I also believe the relationship between hobbies and play is another way of relieving stress and building character. In a study by the Luleå University of Technology, the type of play that people are exposed to as children shapes their creativity, individuality, leadership skills, and empathy. When people play sports, it teaches them how to fight adversity. That video game death is merely a stepping stone to MVP. Role play allows others to be creative and become empathetic to those in other people’s shoes. Going to fantastic worlds through video games and table-top games allows a sense of escape and further taps into the inner child. 

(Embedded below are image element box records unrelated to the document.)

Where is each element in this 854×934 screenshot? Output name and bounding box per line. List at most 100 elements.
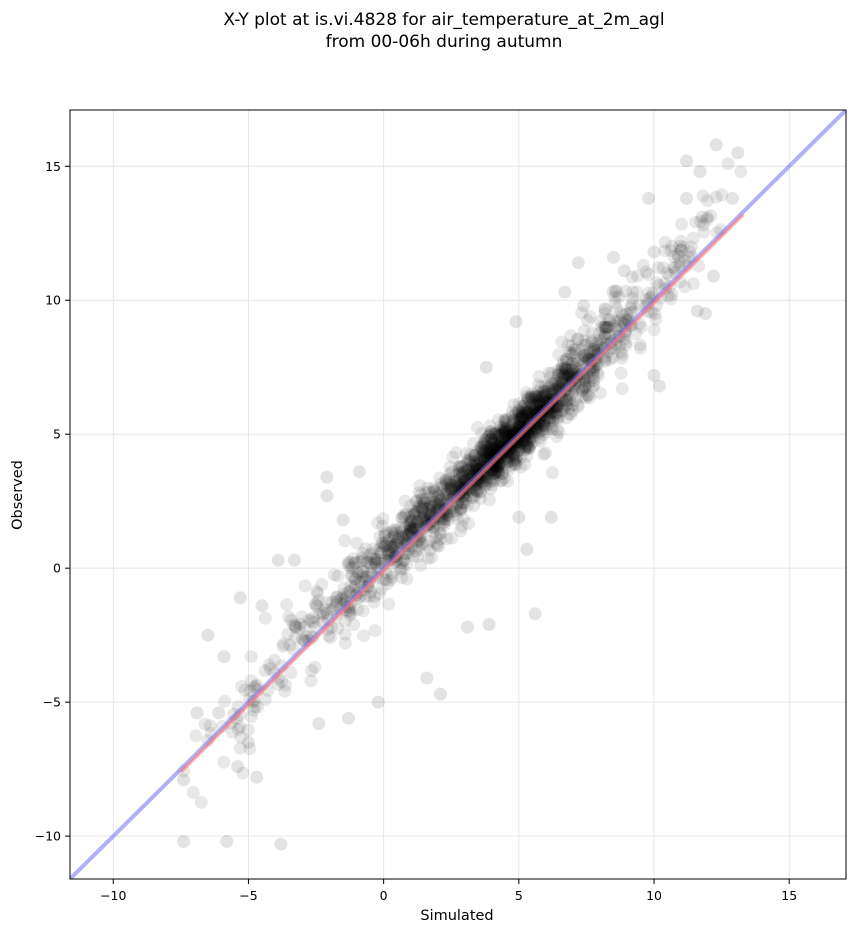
scatter-point xyxy=(484,425,498,439)
scatter-point xyxy=(565,356,579,370)
scatter-point xyxy=(511,448,525,462)
scatter-point xyxy=(483,439,497,453)
scatter-point xyxy=(558,361,572,375)
scatter-point xyxy=(549,406,563,420)
scatter-point xyxy=(537,427,551,441)
scatter-point xyxy=(243,742,257,756)
scatter-point xyxy=(560,367,573,381)
scatter-point xyxy=(445,531,459,545)
scatter-point xyxy=(459,492,473,506)
scatter-point xyxy=(506,446,520,460)
scatter-point xyxy=(528,389,542,403)
chart-title-line-2: from 00-06h during autumn xyxy=(326,32,563,52)
scatter-point xyxy=(562,402,575,416)
scatter-point xyxy=(537,389,551,403)
scatter-point xyxy=(274,837,288,851)
scatter-point xyxy=(509,451,523,465)
scatter-point xyxy=(486,427,500,441)
scatter-point xyxy=(560,397,574,411)
scatter-point xyxy=(304,674,318,688)
scatter-point xyxy=(433,532,447,546)
scatter-point xyxy=(491,468,505,482)
scatter-point xyxy=(562,345,576,359)
scatter-point xyxy=(406,523,420,537)
scatter-point xyxy=(455,459,469,473)
scatter-point xyxy=(630,285,644,299)
scatter-point xyxy=(603,352,617,366)
scatter-point xyxy=(405,516,419,530)
scatter-point xyxy=(575,382,589,395)
scatter-point xyxy=(482,441,496,455)
scatter-point xyxy=(443,481,457,495)
scatter-point xyxy=(545,420,559,434)
scatter-point xyxy=(250,770,264,784)
scatter-point xyxy=(493,458,507,471)
scatter-point xyxy=(338,627,352,641)
scatter-point xyxy=(529,390,542,404)
scatter-point xyxy=(519,398,533,411)
scatter-point xyxy=(529,395,543,409)
scatter-point xyxy=(348,579,362,593)
scatter-point xyxy=(422,485,436,499)
scatter-point xyxy=(430,537,443,551)
scatter-point xyxy=(452,473,466,487)
scatter-point xyxy=(443,467,457,481)
scatter-point xyxy=(312,717,326,731)
scatter-point xyxy=(421,507,435,521)
scatter-point xyxy=(556,371,570,384)
scatter-point xyxy=(410,544,424,558)
scatter-point xyxy=(514,450,528,464)
scatter-point xyxy=(327,568,341,582)
scatter-point xyxy=(320,607,334,621)
scatter-point xyxy=(598,307,612,320)
scatter-point xyxy=(505,405,519,419)
scatter-point xyxy=(522,429,536,443)
scatter-point xyxy=(357,564,371,578)
scatter-point xyxy=(570,356,584,370)
scatter-point xyxy=(389,523,403,537)
scatter-point xyxy=(451,478,465,492)
regression-line xyxy=(179,213,745,774)
scatter-point xyxy=(293,617,307,631)
scatter-point xyxy=(472,451,486,465)
scatter-point xyxy=(556,365,570,379)
scatter-point xyxy=(420,671,434,685)
scatter-point xyxy=(542,382,556,396)
scatter-point xyxy=(555,335,569,349)
scatter-point xyxy=(624,301,638,315)
scatter-point xyxy=(518,433,532,447)
scatter-point xyxy=(454,502,468,516)
scatter-point xyxy=(491,429,505,443)
scatter-point xyxy=(420,502,434,516)
scatter-point xyxy=(480,444,493,458)
scatter-point xyxy=(395,511,409,525)
scatter-point xyxy=(516,411,530,425)
scatter-point xyxy=(502,454,516,468)
scatter-point xyxy=(568,346,582,360)
scatter-point xyxy=(212,706,226,720)
scatter-point xyxy=(434,481,448,495)
scatter-point xyxy=(535,390,549,403)
scatter-point xyxy=(517,437,531,451)
scatter-point xyxy=(578,348,591,362)
scatter-point xyxy=(592,369,606,382)
scatter-point xyxy=(492,429,506,443)
scatter-point xyxy=(570,332,584,346)
scatter-point xyxy=(484,433,498,447)
scatter-point xyxy=(417,509,431,523)
scatter-point xyxy=(532,426,546,440)
scatter-point xyxy=(693,165,707,179)
scatter-point xyxy=(455,495,469,509)
scatter-point xyxy=(434,527,447,540)
scatter-point xyxy=(433,494,447,507)
scatter-point xyxy=(289,619,303,633)
scatter-point xyxy=(271,553,285,567)
scatter-point xyxy=(439,487,453,501)
scatter-point xyxy=(435,493,449,507)
scatter-point xyxy=(376,537,390,550)
scatter-point xyxy=(517,412,531,426)
scatter-point xyxy=(470,483,484,497)
scatter-point xyxy=(500,424,514,438)
scatter-point xyxy=(541,379,555,393)
scatter-point xyxy=(510,458,524,472)
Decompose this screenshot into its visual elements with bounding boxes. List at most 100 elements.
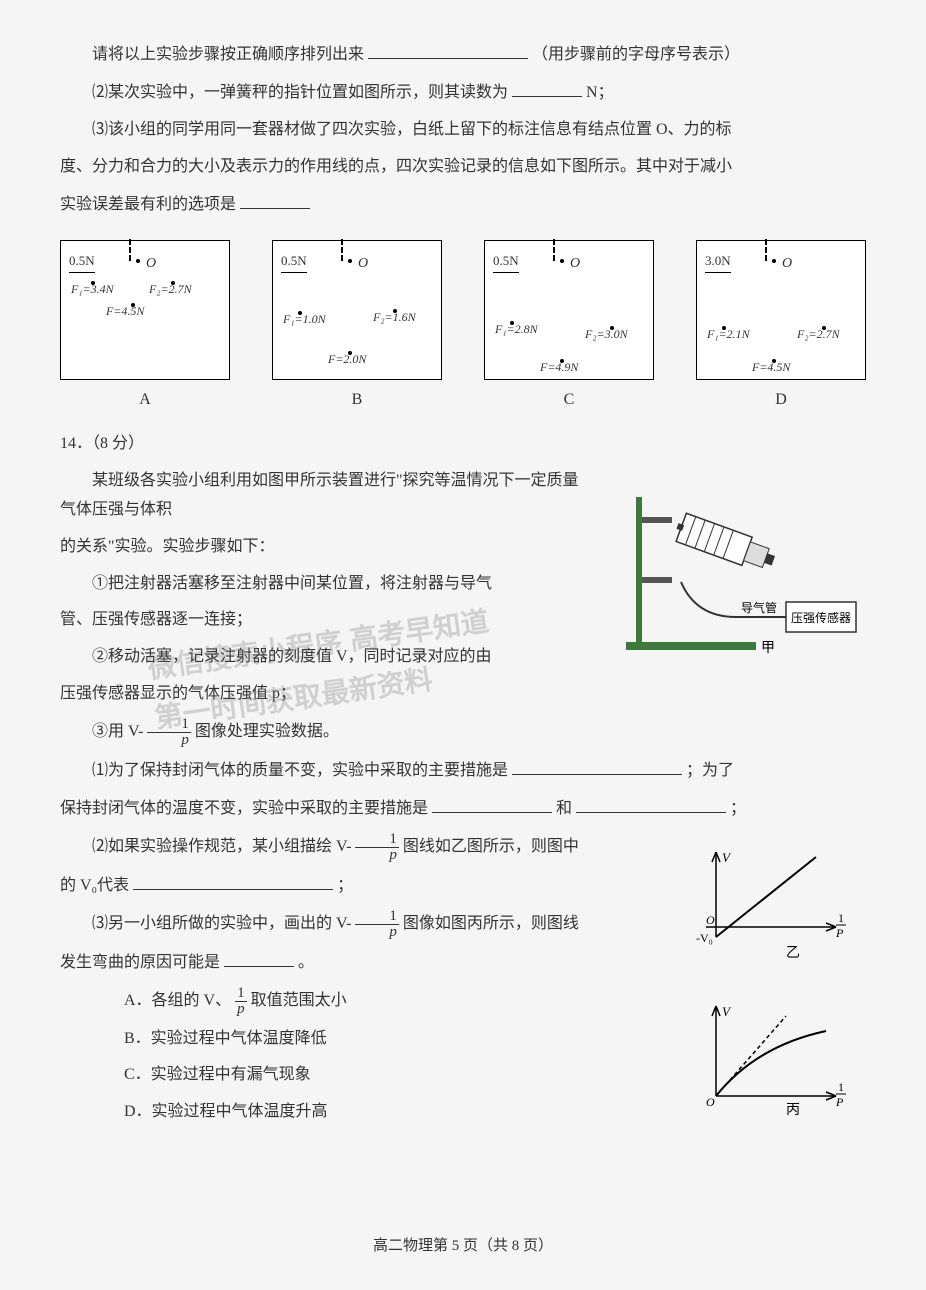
page-footer: 高二物理第 5 页（共 8 页） <box>0 1233 926 1260</box>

Shopping and play, in my opinion, are great ways to boost mental health even if it seems a little nonsensical. 

So, if I want to make my dorm look like a 50’s pop with cute things, I can do the whatever the heck I want. I want to play video games with my friends till midnight. Valid.  

Now, excuse me, I am going to make jewelry in peace with my funky food-themed cat and ducks sitting in a row next to me. 

Chloe Duncan is a writer and undergraduate at University of South Florida at St. Petersburg. She is passionate about service work and artistic media. She is an artistic dork who probably should go outside more in sunny Florida. In the meantime, she will continue to write about non-profits and some unique artistic experiences.